Antes de la reunión, a hora muy temprana, Tell supo que el Mark Sjödin cuyo carné vio Berit Johansson en Ulricehamn existía de verdad y estaba censado en una dirección de Dalsjöfors. En un primer momento, no vaciló un instante a la hora de llamar a Sjödin para citarlo a un interrogatorio en la comisaría. No podía justificar más viajes, por ahora. Y descartaba por completo que Sjödin fuese el asesino y que hubiese alquilado el arma del crimen con su verdadero nombre.
Por desgracia, no logró ponerse en contacto con él antes de que empezara la reunión, de modo que tuvo tiempo de decidir si debería tratar a Mark Sjödin como al sospechoso que era desde un punto de vista formal.
Una vez adoptada la decisión de enviar a aquel pueblucho un coche patrulla que recogiese a Sjödin, resolvió que no debía perder más tiempo. Se disculpó y fue a pedirle a Renée que se encargara del asunto.
Cuando volvió a la sala de reuniones, que, por cierto, estaba muy cargada, se sentía un poco más animado.
Después de que Beckman y Bärneflod hubiesen dado cuenta de sus conclusiones tras revisar los viejos informes de delitos similares —en otras palabras, nada de interés—, repasaron las tareas que reclamaban su atención tras llevar demasiado tiempo relegadas.
Tell era consciente de que el personal adicional del que le habían permitido disponer hasta el momento pendía ahora de un hilo. Si no podía presentar en breve algún tipo de avance concreto, se le retiraría la ayuda. Aquella certeza no supuso beneficio alguno para su estado de ánimo. Por si fuera poco, Beckman apuntó que Lise-Lott Edell había vuelto a su granja y que pedía protección.

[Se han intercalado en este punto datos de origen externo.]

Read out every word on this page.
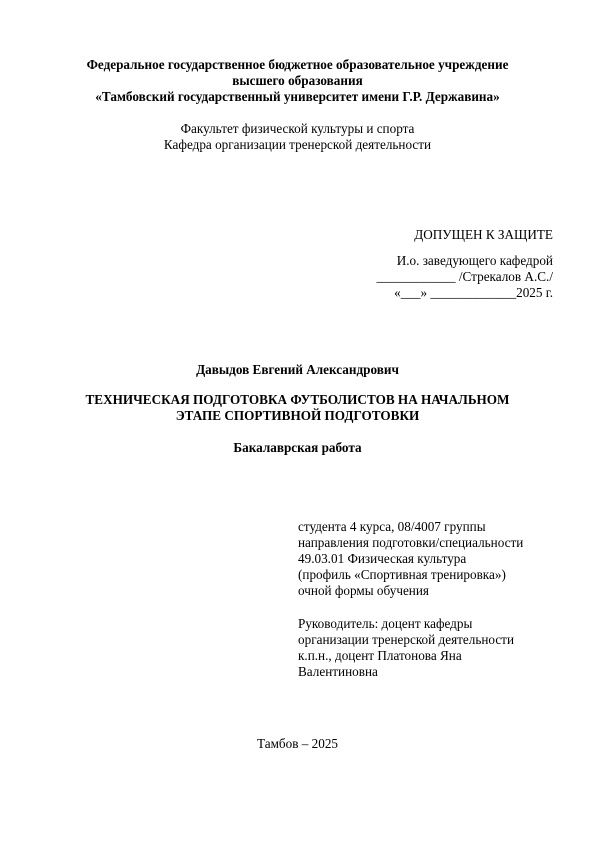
Федеральное государственное бюджетное образовательное учреждение
высшего образования
«Тамбовский государственный университет имени Г.Р. Державина»
Факультет физической культуры и спорта
Кафедра организации тренерской деятельности
ДОПУЩЕН К ЗАЩИТЕ
И.о. заведующего кафедрой
____________ /Стрекалов А.С./
«___» _____________2025 г.
Давыдов Евгений Александрович
ТЕХНИЧЕСКАЯ ПОДГОТОВКА ФУТБОЛИСТОВ НА НАЧАЛЬНОМ
ЭТАПЕ СПОРТИВНОЙ ПОДГОТОВКИ
Бакалаврская работа
студента 4 курса, 08/4007 группы
направления подготовки/специальности
49.03.01 Физическая культура
(профиль «Спортивная тренировка»)
очной формы обучения
Руководитель: доцент кафедры
организации тренерской деятельности
к.п.н., доцент Платонова Яна
Валентиновна
Тамбов – 2025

Con ello se esfumó el escaso entusiasmo que había logrado concitar hacía unos minutos.
Al parecer la viuda de Edell temía que el asesino la atacase a ella también, puesto que, por el momento, nadie sabía ni quién era ni por qué había matado a su marido.
—Ni hablar —dijo sin molestarse en ocultar su indignación—. No existe el menor indicio de tal amenaza. Además, no tenemos personal para esas cosas.
No acababa de pronunciar aquellas palabras cuando vio su propia imagen reflejada en el cristal de la ventana. A veces, simplemente, se sentía harto de sí mismo.